Reporter Twitter is composed of terrible people with terrible opinions about mostly everything. In this, however, they were right: “Dangerous Donald” is not good; in fact, it is bad. And, despite Miranda’s apparent commitment to the moniker, he seems to have been overruled: Before the “schools” email, the DNC had used “Dangerous Donald” in the subject lines of eight email blasts to supporters; the “schools” email was the last. And, after an initial spike in early May, a Google Trends search shows, the phrase has hardly been used by anyone at all.

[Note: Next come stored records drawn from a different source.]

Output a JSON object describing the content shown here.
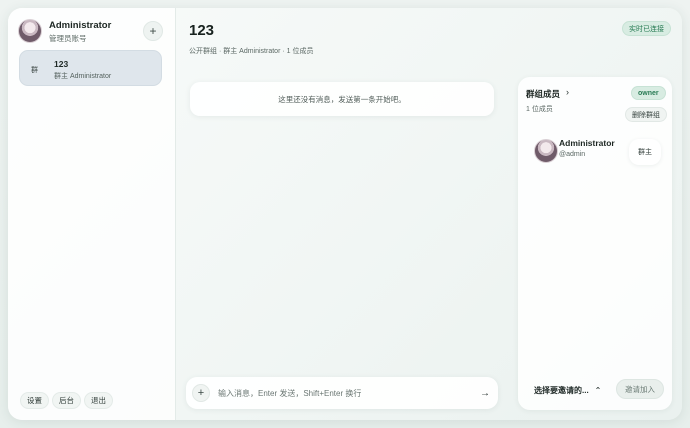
{
  "sidebar": {
    "user_name": "Administrator",
    "user_role": "管理员账号",
    "add_label": "+",
    "group": {
      "icon_text": "群",
      "title": "123",
      "subtitle": "群主 Administrator"
    },
    "buttons": {
      "settings": "设置",
      "admin": "后台",
      "logout": "退出"
    }
  },
  "main": {
    "title": "123",
    "subtitle": "公开群组 · 群主 Administrator · 1 位成员",
    "status": "实时已连接",
    "empty_message": "这里还没有消息，发送第一条开始吧。",
    "composer": {
      "plus_label": "+",
      "placeholder": "输入消息，Enter 发送，Shift+Enter 换行",
      "send_icon": "→"
    }
  },
  "panel": {
    "title": "群组成员",
    "chevron": "›",
    "member_count": "1 位成员",
    "owner_badge": "owner",
    "delete_label": "删除群组",
    "members": [
      {
        "name": "Administrator",
        "handle": "@admin",
        "role": "群主"
      }
    ],
    "invite_select": "选择要邀请的...",
    "invite_chevron": "⌃",
    "invite_button": "邀请加入"
  },
  "colors": {
    "accent_green": "#267a52",
    "badge_bg": "#d8ece2",
    "selected_item": "#dfe6ec"
  },
  "icons": {
    "add": "plus-icon",
    "send": "arrow-right-icon",
    "chevron": "chevron-right-icon",
    "invite_chevron": "chevron-up-icon"
  }
}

On May 9, DNC national press secretary Mark Paustenbach forwarded a Huffington Post email newsletter to Miranda, pointing out the subject line, which called for the inventors of “Dangerous Donald” to be tried for war crimes. A little over a week later, on May 20, Miranda—who did not immediately respond to a request for comment from Gawker—forwarded that day’s edition of NBC News’ “First Read” email newsletter to Paustenbach. The newsletter read:

Risky Business: Why calling Trump “risky” won’t work for Democrats

Earlier this week while campaigning in Kentucky, Hillary Clinton slammed Donald Trump for being “a loose cannon” and for his “risky” talk. She said, “I’ve never heard such reckless, risky talk from somebody about to be a nominee for president than I’ve heard from Donald Trump when it comes to nuclear weapons.” But there’s a downside for calling someone risky — you’re suggesting that he brings some potential benefits, too. As Guy Cecil, who’s heading the pro-Clinton Super PAC Priorities USA, told Politico: “I frankly don’t think ‘risky’ captures it, because ‘risk’ implies potential upside.”

“Clear endorsement for our ‘Dangerous’ over HFA’s ‘risky,’” Miranda wrote. (“HFA” refers to Hillary for America, the official Clinton campaign.) This is pretty clearly not what the email says, but then even DNC staffers will go to extraordinary lengths to try to make their coworkers think they’re right.